Температура упала до 37,2, но Лев Николаевич был так слаб, что рассчитывать на спасение не приходилось. Таня и Саша не отходили от него. Вдруг он сказал Тане: «И вот конец, и… ничего».

Потом, когда Саша стала поправлять подушки, приподнялся и твердо произнес: «Нет. Нет, только одно советую вам помнить, что на свете есть много людей, кроме Льва Толстого, а вы смотрите только на одного Льва».

Опустился, измученный этим усилием. Нос и руки его посинели. Решили, что это конец. К дому подошли Софья Андреевна и сыновья. Но врачи делали инъекции камфары и давали кислород. Три брата и мать вновь вынуждены были удалиться в свой вагон. Через двадцать минут Толстой пришел в себя. Снова беспокойно задвигался, застонал. Склонившись над ним, Сергей расслышал: «Ах, гадко… Тяжело… Я пойду куда-нибудь, чтобы никто не мешал. Оставьте меня в покое». И неожиданно громким, грубым мужицким голосом сказал: «Удирать, надо удирать».

К вечеру началась икота, шестьдесят раз в минуту. Тело его сотрясалось все – от макушки до пяток. Хотел сесть, чтобы удобнее было дышать, но не мог пошевелиться. Укол морфия успокоил его.

Узнав, что состояние Льва Николаевича безнадежно, игумен Варсонофий возобновил попытки пройти к нему, попросил свидания с Сашей, видя в ее молодости залог чувствительности.

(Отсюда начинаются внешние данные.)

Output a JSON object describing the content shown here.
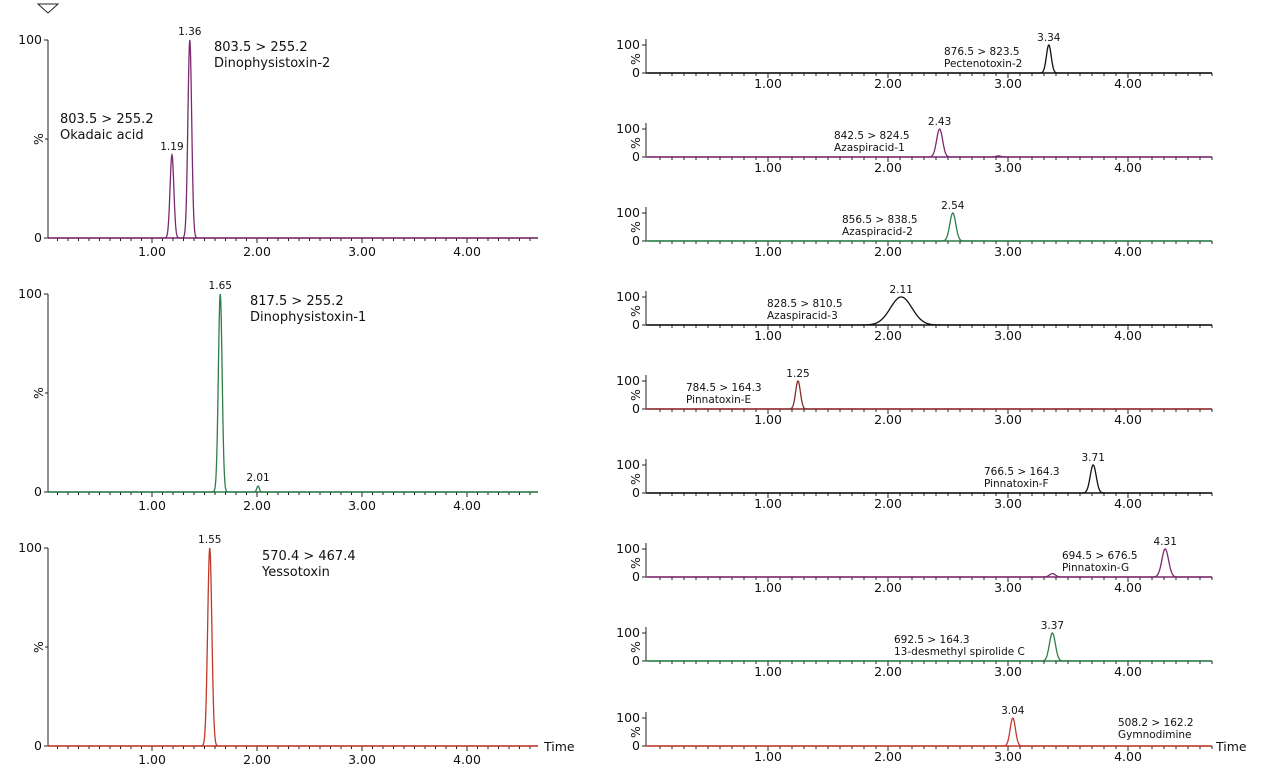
{
  "axis": {
    "x_tick_labels": [
      "1.00",
      "2.00",
      "3.00",
      "4.00"
    ],
    "y_max_label": "100",
    "y_zero_label": "0",
    "y_unit_label": "%",
    "x_title": "Time"
  },
  "chart_data": [
    {
      "type": "line",
      "x_range": [
        0,
        4.7
      ],
      "y_range": [
        0,
        100
      ],
      "annotations": [
        {
          "transition": "803.5 > 255.2",
          "compound": "Dinophysistoxin-2"
        },
        {
          "transition": "803.5 > 255.2",
          "compound": "Okadaic acid"
        }
      ],
      "peaks": [
        {
          "rt": 1.36,
          "rt_label": "1.36",
          "height": 100,
          "width": 0.018,
          "color": "#7a2a6e"
        },
        {
          "rt": 1.19,
          "rt_label": "1.19",
          "height": 42,
          "width": 0.018,
          "color": "#7a2a6e"
        }
      ],
      "baseline_color": "#7a2a6e"
    },
    {
      "type": "line",
      "x_range": [
        0,
        4.7
      ],
      "y_range": [
        0,
        100
      ],
      "annotations": [
        {
          "transition": "817.5 > 255.2",
          "compound": "Dinophysistoxin-1"
        }
      ],
      "peaks": [
        {
          "rt": 1.65,
          "rt_label": "1.65",
          "height": 100,
          "width": 0.018,
          "color": "#2e7d4a"
        },
        {
          "rt": 2.01,
          "rt_label": "2.01",
          "height": 3,
          "width": 0.012,
          "color": "#2e7d4a"
        }
      ],
      "baseline_color": "#2e7d4a"
    },
    {
      "type": "line",
      "x_range": [
        0,
        4.7
      ],
      "y_range": [
        0,
        100
      ],
      "annotations": [
        {
          "transition": "570.4 > 467.4",
          "compound": "Yessotoxin"
        }
      ],
      "peaks": [
        {
          "rt": 1.55,
          "rt_label": "1.55",
          "height": 100,
          "width": 0.02,
          "color": "#c0392b"
        }
      ],
      "baseline_color": "#c0392b"
    },
    {
      "type": "line",
      "x_range": [
        0,
        4.7
      ],
      "y_range": [
        0,
        100
      ],
      "annotations": [
        {
          "transition": "876.5 > 823.5",
          "compound": "Pectenotoxin-2"
        }
      ],
      "peaks": [
        {
          "rt": 3.34,
          "rt_label": "3.34",
          "height": 100,
          "width": 0.02,
          "color": "#111111"
        }
      ],
      "baseline_color": "#111111"
    },
    {
      "type": "line",
      "x_range": [
        0,
        4.7
      ],
      "y_range": [
        0,
        100
      ],
      "annotations": [
        {
          "transition": "842.5 > 824.5",
          "compound": "Azaspiracid-1"
        }
      ],
      "peaks": [
        {
          "rt": 2.43,
          "rt_label": "2.43",
          "height": 100,
          "width": 0.025,
          "color": "#7a2a6e"
        },
        {
          "rt": 2.92,
          "rt_label": "",
          "height": 4,
          "width": 0.02,
          "color": "#7a2a6e"
        }
      ],
      "baseline_color": "#7a2a6e"
    },
    {
      "type": "line",
      "x_range": [
        0,
        4.7
      ],
      "y_range": [
        0,
        100
      ],
      "annotations": [
        {
          "transition": "856.5 > 838.5",
          "compound": "Azaspiracid-2"
        }
      ],
      "peaks": [
        {
          "rt": 2.54,
          "rt_label": "2.54",
          "height": 100,
          "width": 0.025,
          "color": "#2e7d4a"
        }
      ],
      "baseline_color": "#2e7d4a"
    },
    {
      "type": "line",
      "x_range": [
        0,
        4.7
      ],
      "y_range": [
        0,
        100
      ],
      "annotations": [
        {
          "transition": "828.5 > 810.5",
          "compound": "Azaspiracid-3"
        }
      ],
      "peaks": [
        {
          "rt": 2.11,
          "rt_label": "2.11",
          "height": 100,
          "width": 0.09,
          "color": "#111111"
        }
      ],
      "baseline_color": "#111111"
    },
    {
      "type": "line",
      "x_range": [
        0,
        4.7
      ],
      "y_range": [
        0,
        100
      ],
      "annotations": [
        {
          "transition": "784.5 > 164.3",
          "compound": "Pinnatoxin-E"
        }
      ],
      "peaks": [
        {
          "rt": 1.25,
          "rt_label": "1.25",
          "height": 100,
          "width": 0.02,
          "color": "#8b2a2a"
        }
      ],
      "baseline_color": "#8b2a2a"
    },
    {
      "type": "line",
      "x_range": [
        0,
        4.7
      ],
      "y_range": [
        0,
        100
      ],
      "annotations": [
        {
          "transition": "766.5 > 164.3",
          "compound": "Pinnatoxin-F"
        }
      ],
      "peaks": [
        {
          "rt": 3.71,
          "rt_label": "3.71",
          "height": 100,
          "width": 0.025,
          "color": "#111111"
        }
      ],
      "baseline_color": "#111111"
    },
    {
      "type": "line",
      "x_range": [
        0,
        4.7
      ],
      "y_range": [
        0,
        100
      ],
      "annotations": [
        {
          "transition": "694.5 > 676.5",
          "compound": "Pinnatoxin-G"
        }
      ],
      "peaks": [
        {
          "rt": 4.31,
          "rt_label": "4.31",
          "height": 100,
          "width": 0.028,
          "color": "#7a2a6e"
        },
        {
          "rt": 3.37,
          "rt_label": "",
          "height": 12,
          "width": 0.025,
          "color": "#7a2a6e"
        }
      ],
      "baseline_color": "#7a2a6e"
    },
    {
      "type": "line",
      "x_range": [
        0,
        4.7
      ],
      "y_range": [
        0,
        100
      ],
      "annotations": [
        {
          "transition": "692.5 > 164.3",
          "compound": "13-desmethyl spirolide C"
        }
      ],
      "peaks": [
        {
          "rt": 3.37,
          "rt_label": "3.37",
          "height": 100,
          "width": 0.025,
          "color": "#2e7d4a"
        }
      ],
      "baseline_color": "#2e7d4a"
    },
    {
      "type": "line",
      "x_range": [
        0,
        4.7
      ],
      "y_range": [
        0,
        100
      ],
      "annotations": [
        {
          "transition": "508.2 > 162.2",
          "compound": "Gymnodimine"
        }
      ],
      "peaks": [
        {
          "rt": 3.04,
          "rt_label": "3.04",
          "height": 100,
          "width": 0.022,
          "color": "#c0392b"
        }
      ],
      "baseline_color": "#c0392b"
    }
  ]
}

Та ответила запиской: «Простите, батюшка, что не исполняю вашей просьбы и не прихожу побеседовать с вами. Я в данное время не могу отойти от больного отца, которому поминутно нужна. Прибавить к тому, что вы слышали от всей нашей семьи, я ничего не могу. Мы, все семейные, единогласно решили, впереди всех других соображений, подчиниться воле и желанию отца, каковы бы они ни были».

Эту волю и это пожелание он четко выразил на страницах своего дневника двадцать второго января 1909 года: «…возвратиться к Церкви, причаститься перед смертью, я так же не могу, как не могу перед смертью говорить похабные слова или смотреть похабные картинки…»

Но когда он тяжело заболел в Гаспре, двадцать девятого ноября 1901 года записал: «Когда я буду умирать, я желал бы, чтобы меня спросили: продолжаю ли я понимать жизнь так же, как я понимал ее, что она есть приближение к Богу, увеличение любви… Если не буду в силах говорить, то если да, то закрою глаза, если нет, то подниму их кверху».

И хотя каждый из его окружения читал и перечитывал его дневник, никто не задал ему этого вопроса. Для толстовцев важно было, чтобы в момент слабости Лев Николаевич не стал противоречить тому, что высказал в своем творчестве.